En réponse au message :
Samedi de la 5e semaine de Pâques
C’est Jésus qui fait de nous ses témoins "dans l’Esprit Saint".
Par nous même nous ne pouvons que témoigner de la difficulté à le suivre, et des rechutes de notre vie dans la condition humaine prise entre deux feux : le brasier mystique [ ou buisson ardent de Moise] de l’amour du Christ Victorieux, ou le feu des passions seulement humaines [enfermement de l’humanisme], qui mêle le meilleur et le pire, et nous laisse KO au bord de l’abîme, dans un monde aux amours instables, chamboulés en permanence, tiraillés par l’envie et effrayés par la mort.
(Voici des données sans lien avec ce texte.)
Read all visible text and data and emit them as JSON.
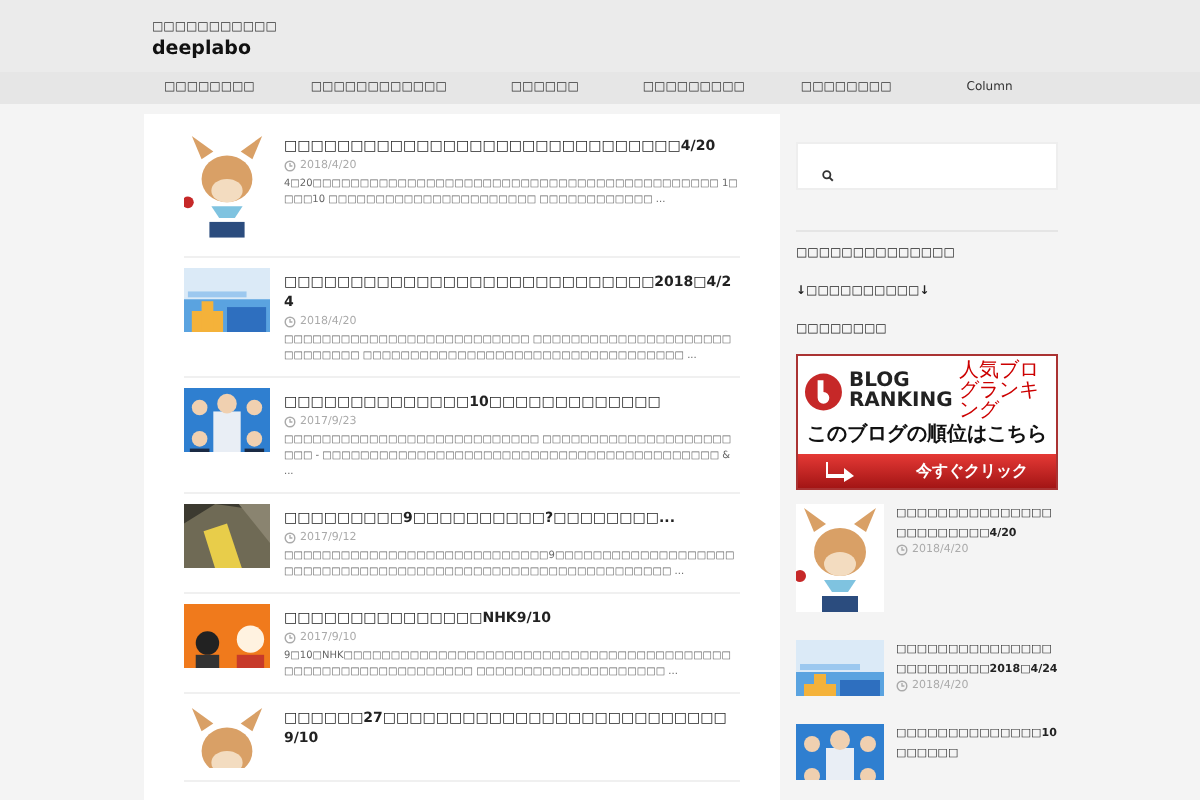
{
  "site": {
    "tagline": "□□□□□□□□□□□",
    "title": "deeplabo"
  },
  "nav": [
    "□□□□□□□□",
    "□□□□□□□□□□□□",
    "□□□□□□",
    "□□□□□□□□□",
    "□□□□□□□□",
    "Column"
  ],
  "posts": [
    {
      "title": "□□□□□□□□□□□□□□□□□□□□□□□□□□□□□□4/20",
      "date": "2018/4/20",
      "excerpt": "4□20□□□□□□□□□□□□□□□□□□□□□□□□□□□□□□□□□□□□□□□□□□□ 1□□□□10 □□□□□□□□□□□□□□□□□□□□□□ □□□□□□□□□□□□ ..."
    },
    {
      "title": "□□□□□□□□□□□□□□□□□□□□□□□□□□□□2018□4/24",
      "date": "2018/4/20",
      "excerpt": "□□□□□□□□□□□□□□□□□□□□□□□□□□ □□□□□□□□□□□□□□□□□□□□□□□□□□□□□ □□□□□□□□□□□□□□□□□□□□□□□□□□□□□□□□□□ ..."
    },
    {
      "title": "□□□□□□□□□□□□□□10□□□□□□□□□□□□□",
      "date": "2017/9/23",
      "excerpt": "□□□□□□□□□□□□□□□□□□□□□□□□□□□ □□□□□□□□□□□□□□□□□□□□□□□ - □□□□□□□□□□□□□□□□□□□□□□□□□□□□□□□□□□□□□□□□□□ & ..."
    },
    {
      "title": "□□□□□□□□□9□□□□□□□□□□?□□□□□□□□...",
      "date": "2017/9/12",
      "excerpt": "□□□□□□□□□□□□□□□□□□□□□□□□□□□□9□□□□□□□□□□□□□□□□□□□ □□□□□□□□□□□□□□□□□□□□□□□□□□□□□□□□□□□□□□□□□ ..."
    },
    {
      "title": "□□□□□□□□□□□□□□□NHK9/10",
      "date": "2017/9/10",
      "excerpt": "9□10□NHK□□□□□□□□□□□□□□□□□□□□□□□□□□□□□□□□□□□□□□□□□ □□□□□□□□□□□□□□□□□□□□ □□□□□□□□□□□□□□□□□□□□ ..."
    },
    {
      "title": "□□□□□□27□□□□□□□□□□□□□□□□□□□□□□□□□□9/10"
    }
  ],
  "sidebar": {
    "headings": [
      "□□□□□□□□□□□□□□",
      "↓□□□□□□□□□□↓",
      "□□□□□□□□"
    ],
    "banner": {
      "brand_top": "BLOG",
      "brand_bottom": "RANKING",
      "brand_sub": "人気ブログランキング",
      "headline": "このブログの順位はこちら",
      "cta": "今すぐクリック"
    },
    "recent_posts": [
      {
        "title": "□□□□□□□□□□□□□□□□□□□□□□□□4/20",
        "date": "2018/4/20"
      },
      {
        "title": "□□□□□□□□□□□□□□□□□□□□□□□□2018□4/24",
        "date": "2018/4/20"
      },
      {
        "title": "□□□□□□□□□□□□□□10□□□□□□"
      }
    ]
  }
}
La Parole Divine de Jésus transforme peu à peu, le disciple en chrétien, et avec son consentement intime et singulier, fait grandir sa liberté intérieure pour le faire accéder à la douceur de l’hôte intérieur, et le ramène toujours à devenir de plus en plus docile aux inspirations de l’Esprit Saint.
La fréquentation de la Parole Divine de Jésus donne des fruits de guérison ou de dépassement de toutes les blessures subies dans sa vie humaine, par l’amour du Christ Ressuscité.
Notre "perception" de la condition et de la Filiation Divine de Jésus n’est pas innée, elle doit être irriguée par l’Esprit Saint pour que nous ne retournions pas à l’état de brebis égarée (trompée par sa propre liberté) ou malheureusement à l’état de loup (complice du mal contre l’œuvre de Jésus) solitaire ou en meute mené par l’instinct sans discernement, prenant pour lui l’agneau sacrifié, en dispersant le troupeau.
Il nous Christianise dans l’Esprit Saint pour que nous soyons toujours dans son Amour Vainqueur et non plus « seulement » dans la condition humaine.
Le chrétien est appelé à vivre "comme le christ dans l’Amour Divin inépuisable " que l’Esprit Saint confirme en Lui, par les sacrements et la mémoire des paroles de Jésus.
Le conflit entre « la chair et l’Esprit Saint"que décrit Saint Paul n’est pas qu’une petite chamaillerie (même si c’est l’apprentissage de la vie fraternelle pour tous) mais aussi une lutte âpre, comme le combat de Jacob avec l’Ange, pour convertir par la Passion du Christ « la haine du monde qui refuse la Gloire de la Resurrection", en opportunité de conversion.